L’événement de cette année est le départ sur les chapeaux de roues de La Farandole des bagnoles. Un travail d’équipe a permis de réaliser un magnifique album, salué par la critique et qui trouve un réel accueil dans les milieux populaires. Ce succès rappelle celui de ma chanson fétiche, Le Déménagement, qui figure d’ailleurs sur ce CD. La Farandole est faite de cette poésie qui ornait les frontons des granges, et dont se réclamait Ramuz. Les choses simples, naïves, authentiques, sont de nos jours si méprisées, que je crois cette mise au point nécessaire. Merci à Alexandre Cellier, génie du son et de l’amitié, qui en signe et interprète la musique. Dans une pochette réalisée par Code Couleur, du tout bel ouvrage, la Farandole est distribuée dans les grandes surfaces par la Maison Lugeon.
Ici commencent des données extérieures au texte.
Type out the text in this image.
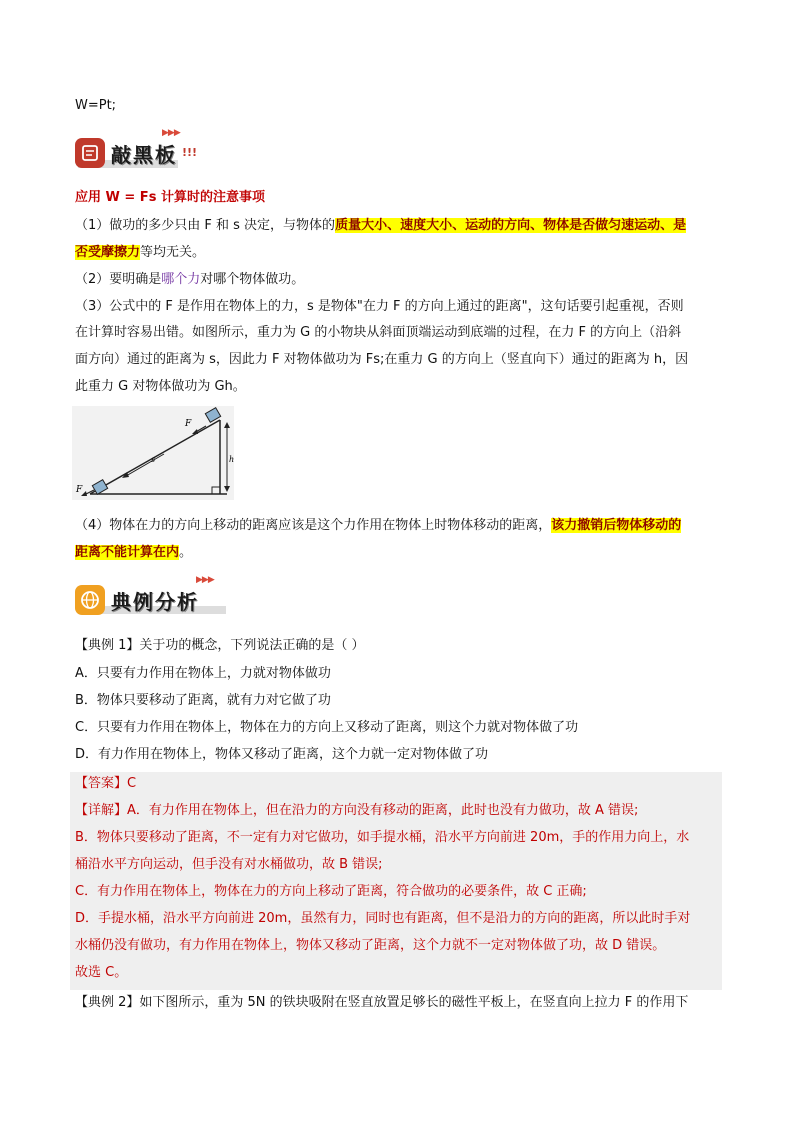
W=Pt;
敲黑板 !!!
▶▶▶
应用 W = Fs 计算时的注意事项
（1）做功的多少只由 F 和 s 决定，与物体的质量大小、速度大小、运动的方向、物体是否做匀速运动、是
否受摩擦力等均无关。
（2）要明确是哪个力对哪个物体做功。
（3）公式中的 F 是作用在物体上的力，s 是物体"在力 F 的方向上通过的距离"，这句话要引起重视，否则
在计算时容易出错。如图所示，重力为 G 的小物块从斜面顶端运动到底端的过程，在力 F 的方向上（沿斜
面方向）通过的距离为 s，因此力 F 对物体做功为 Fs;在重力 G 的方向上（竖直向下）通过的距离为 h，因
此重力 G 对物体做功为 Gh。
F
F
s	h
（4）物体在力的方向上移动的距离应该是这个力作用在物体上时物体移动的距离，该力撤销后物体移动的
距离不能计算在内。
典例分析
▶▶▶
【典例 1】关于功的概念，下列说法正确的是（ ）
A．只要有力作用在物体上，力就对物体做功
B．物体只要移动了距离，就有力对它做了功
C．只要有力作用在物体上，物体在力的方向上又移动了距离，则这个力就对物体做了功
D．有力作用在物体上，物体又移动了距离，这个力就一定对物体做了功
【答案】C
【详解】A．有力作用在物体上，但在沿力的方向没有移动的距离，此时也没有力做功，故 A 错误;
B．物体只要移动了距离，不一定有力对它做功，如手提水桶，沿水平方向前进 20m，手的作用力向上，水
桶沿水平方向运动，但手没有对水桶做功，故 B 错误;
C．有力作用在物体上，物体在力的方向上移动了距离，符合做功的必要条件，故 C 正确;
D．手提水桶，沿水平方向前进 20m，虽然有力，同时也有距离，但不是沿力的方向的距离，所以此时手对
水桶仍没有做功，有力作用在物体上，物体又移动了距离，这个力就不一定对物体做了功，故 D 错误。
故选 C。
【典例 2】如下图所示，重为 5N 的铁块吸附在竖直放置足够长的磁性平板上，在竖直向上拉力 F 的作用下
Cette production a exigé un grand investissement financier : le prix d’une voiture neuve. Les sponsors ne se pressent pas au portillon. Si bien que dans l’encart réservé à leur intention, nous avons écrit : « C’est bon à gauche ! » J’engage donc mes potes Brouettistes à proposer une ballade en Farandole à leur entourage, à en parler à leur garagiste, à l’offrir à leur reine de la boîte à gants, ou que sais-je ? Merci de me soutenir dans cette folle équipée.

Une autre prestation de taille à ne pas manquer, c’est l’adaptation de mon récit L’Auto jaune pour le théâtre - grand public - par l’épatante troupe Pyroâmes, dirigée par Carla Nessi Trippi. La première aura lieu au Théâtre Benno Besson à Yverdon le 13 janvier prochain ; le papillon annexé donne toutes les informations (lieux, dates, réservations).
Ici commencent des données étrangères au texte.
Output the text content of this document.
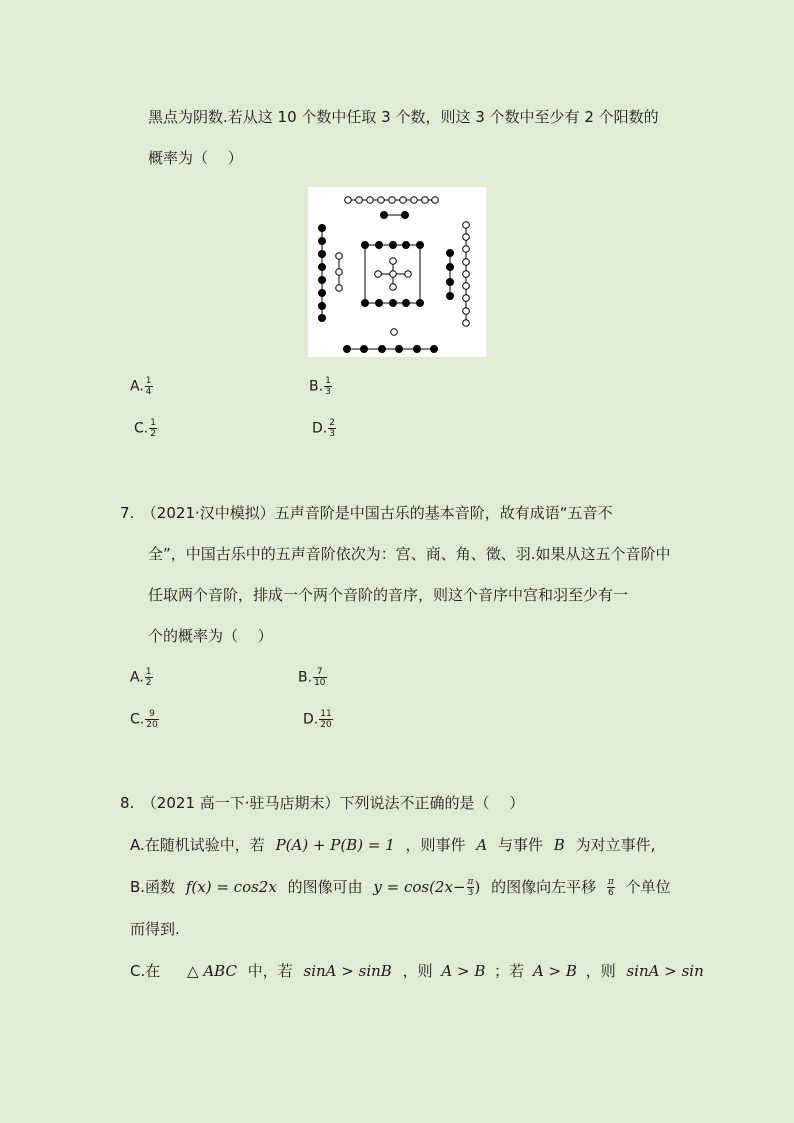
黑点为阴数.若从这 10 个数中任取 3 个数，则这 3 个数中至少有 2 个阳数的
概率为（　 ）
A. $\frac{1}{4}$	B. $\frac{1}{3}$
C. $\frac{1}{2}$	D. $\frac{2}{3}$
7.　（2021·汉中模拟）五声音阶是中国古乐的基本音阶，故有成语“五音不
全”，中国古乐中的五声音阶依次为：宫、商、角、徵、羽.如果从这五个音阶中
任取两个音阶，排成一个两个音阶的音序，则这个音序中宫和羽至少有一
个的概率为（　 ）
A. $\frac{1}{2}$	B. $\frac{7}{10}$
C. $\frac{9}{20}$	D. $\frac{11}{20}$
8.　（2021 高一下·驻马店期末）下列说法不正确的是（　 ）
A.在随机试验中，若 P(A) + P(B) = 1 ，则事件 A 与事件 B 为对立事件,
B.函数 f(x) = cos2x 的图像可由 $y = \cos(2x- \frac{\pi}{3}$ ) 的图像向左平移 $\frac{\pi}{6}$ 个单位
而得到.
C.在 △ ABC 中，若 sinA > sinB ，则 A > B ；若 A > B ，则 sinA > sin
Les actions poétiques que j’envisage sont maintenant rassemblées dans un texte de présentation de la Brouette à chanson, que je souhaite entraîner dans des projets de véritable transformation de la société, en commençant, en bon Vaudois, d’abord par chez nous. Pour découvrir les actions envisagées, écouter des extraits et commander La Farandole, et plus si entente, promenez-vous sur mon site.
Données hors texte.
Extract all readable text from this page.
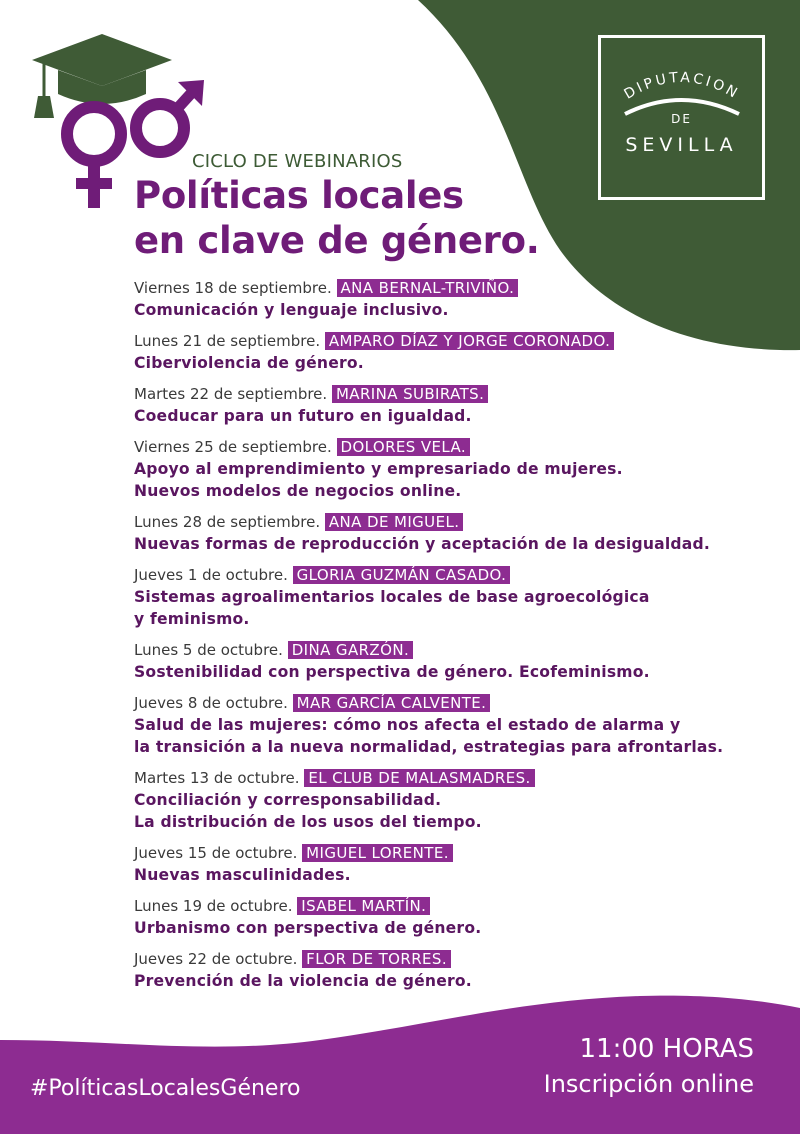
DIPUTACION
DE
SEVILLA
CICLO DE WEBINARIOS
Políticas locales
en clave de género.
Viernes 18 de septiembre. ANA BERNAL-TRIVIÑO.
Comunicación y lenguaje inclusivo.
Lunes 21 de septiembre. AMPARO DÍAZ Y JORGE CORONADO.
Ciberviolencia de género.
Martes 22 de septiembre. MARINA SUBIRATS.
Coeducar para un futuro en igualdad.
Viernes 25 de septiembre. DOLORES VELA.
Apoyo al emprendimiento y empresariado de mujeres.
Nuevos modelos de negocios online.
Lunes 28 de septiembre. ANA DE MIGUEL.
Nuevas formas de reproducción y aceptación de la desigualdad.
Jueves 1 de octubre. GLORIA GUZMÁN CASADO.
Sistemas agroalimentarios locales de base agroecológica
y feminismo.
Lunes 5 de octubre. DINA GARZÓN.
Sostenibilidad con perspectiva de género. Ecofeminismo.
Jueves 8 de octubre. MAR GARCÍA CALVENTE.
Salud de las mujeres: cómo nos afecta el estado de alarma y
la transición a la nueva normalidad, estrategias para afrontarlas.
Martes 13 de octubre. EL CLUB DE MALASMADRES.
Conciliación y corresponsabilidad.
La distribución de los usos del tiempo.
Jueves 15 de octubre. MIGUEL LORENTE.
Nuevas masculinidades.
Lunes 19 de octubre. ISABEL MARTÍN.
Urbanismo con perspectiva de género.
Jueves 22 de octubre. FLOR DE TORRES.
Prevención de la violencia de género.
#PolíticasLocalesGénero
11:00 HORAS
Inscripción online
C’est le sens du don, de la gratuité, du vrai, de la simplicité que le monde et nous tous devons retrouver urgemment. Alors tout devient possible et la Terre de l’Homme sera à nouveau habitable et habitée.

Dans cette attente, je vous remercie de rouler à mes côtés, et vous présente, Chers Amies et Amis Brouettistes, une route 2011 toute enchantée.